Шёпот стрекоз | страница 63



Слева от окна, в углу, одиноко стоял человеческий скелет. При малейшем сквозняке он покачивался, мелодично постукивая своими костяшками по трубе парового отопления. Из угла справа выпирала копия древнеегипетской мумии, изрядно запылённая и не внушавшая эстетических чувств. Громоздкий письменный стол, стоявший у левой стены, был завален различной ученой мелочью: лупами, пинцетами, скальпелями, пипетками, какими-то обрывками доисторического пергамента, всякого рода склянками, трубочками, спиртовками, предназначенными для проведения домашних опытов.

Над столом висела фотография бабушки, недавно умершей. А справа, над диваном, на котором я частенько оставался ночевать, и нижнее пространство которого до отказа было забито газетами первых лет советской республики, висел огромный портрет вождя в массивной раме покрытой чёрным лаком. Вождь был изображен в сером френче, и его джокондовская полуулыбка, прикрытая пышными усами, действовала на меня завораживающе. В один прекрасный день вождя в сером френче признали злым божеством, и его место занял другой вождь, в галстуке с белым горошком, из более ранних времён. Он считался божеством добрым. О нём дедушка рассказывал с умилением, и выражение лица у него было, как у человека объевшегося карамели.

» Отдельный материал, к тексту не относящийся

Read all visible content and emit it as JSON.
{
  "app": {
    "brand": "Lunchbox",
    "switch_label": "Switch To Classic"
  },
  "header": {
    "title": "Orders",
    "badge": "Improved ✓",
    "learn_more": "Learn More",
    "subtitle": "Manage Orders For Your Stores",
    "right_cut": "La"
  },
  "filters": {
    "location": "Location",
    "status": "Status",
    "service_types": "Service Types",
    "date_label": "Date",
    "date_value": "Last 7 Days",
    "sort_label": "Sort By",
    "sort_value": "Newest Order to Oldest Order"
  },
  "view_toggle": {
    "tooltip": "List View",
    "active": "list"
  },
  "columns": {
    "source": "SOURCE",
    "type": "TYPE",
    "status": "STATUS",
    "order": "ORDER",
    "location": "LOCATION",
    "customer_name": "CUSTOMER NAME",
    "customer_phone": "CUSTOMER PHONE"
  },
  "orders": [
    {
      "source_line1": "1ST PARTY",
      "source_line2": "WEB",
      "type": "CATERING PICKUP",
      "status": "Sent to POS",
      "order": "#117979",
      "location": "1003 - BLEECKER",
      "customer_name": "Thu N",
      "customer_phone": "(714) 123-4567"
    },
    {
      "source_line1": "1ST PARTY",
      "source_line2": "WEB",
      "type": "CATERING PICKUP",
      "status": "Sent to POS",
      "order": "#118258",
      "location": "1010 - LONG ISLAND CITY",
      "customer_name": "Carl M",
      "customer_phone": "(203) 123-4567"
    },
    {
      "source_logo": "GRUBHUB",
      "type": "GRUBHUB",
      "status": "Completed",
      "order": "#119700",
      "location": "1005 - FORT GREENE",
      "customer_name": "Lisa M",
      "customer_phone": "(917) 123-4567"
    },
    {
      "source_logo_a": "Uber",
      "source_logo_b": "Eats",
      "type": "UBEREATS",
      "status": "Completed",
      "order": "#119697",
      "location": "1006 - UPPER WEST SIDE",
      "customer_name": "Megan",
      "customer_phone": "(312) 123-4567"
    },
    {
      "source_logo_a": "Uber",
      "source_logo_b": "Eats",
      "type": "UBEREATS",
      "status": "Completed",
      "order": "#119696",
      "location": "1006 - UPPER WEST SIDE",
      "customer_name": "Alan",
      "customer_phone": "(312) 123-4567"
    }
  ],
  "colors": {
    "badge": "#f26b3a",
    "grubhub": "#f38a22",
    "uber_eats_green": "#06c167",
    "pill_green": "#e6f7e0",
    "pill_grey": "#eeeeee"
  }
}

При маленьком росте дедушка имел довольно крупную голову, увенчанную белоснежной шевелюрой. Его седая борода, в которой красовались три угольно-черных пряди вьющихся волос, росла неравномерно, пучками, и напоминала скудную растительность пустыни. Цвет его глаз я бы не взялся определить, поскольку он постоянно менялся в зависимости от дедушкиного настроения. Одевался дедушка не совсем обычно. Дома всегда ходил в длинном бордовом халате, наброшенном на белую сорочку со слегка потёртым на сгибе воротом. Ворот стягивал непременный бордовый галстук, на котором поблескивала металлическая заколка с костяным наконечником. Из-под распахнутого халата виднелись бордовые подтяжки и сверкающая дуга цепочки от карманных часов. Обувался дедушка в меховые шлёпанцы, поэтому походка у него всегда была мягкой и бесшумной, как у пантеры. Говорил дедушка тихо и ласково, при этом смотрел в глаза собеседника изучающе пристально. Перед выходом на улицу, дедушка несколько преображался: он снимал халат, покрывал голову бордовым беретом, окатывал себя одеколоном «Белая сирень» и надевал двубортный бордовый пиджак, а на ноги натягивал высокие, без шнурков, словно обрезанные сапоги, чёрные ботинки, ухватившись при этом за две петли, пришитые к голенищам.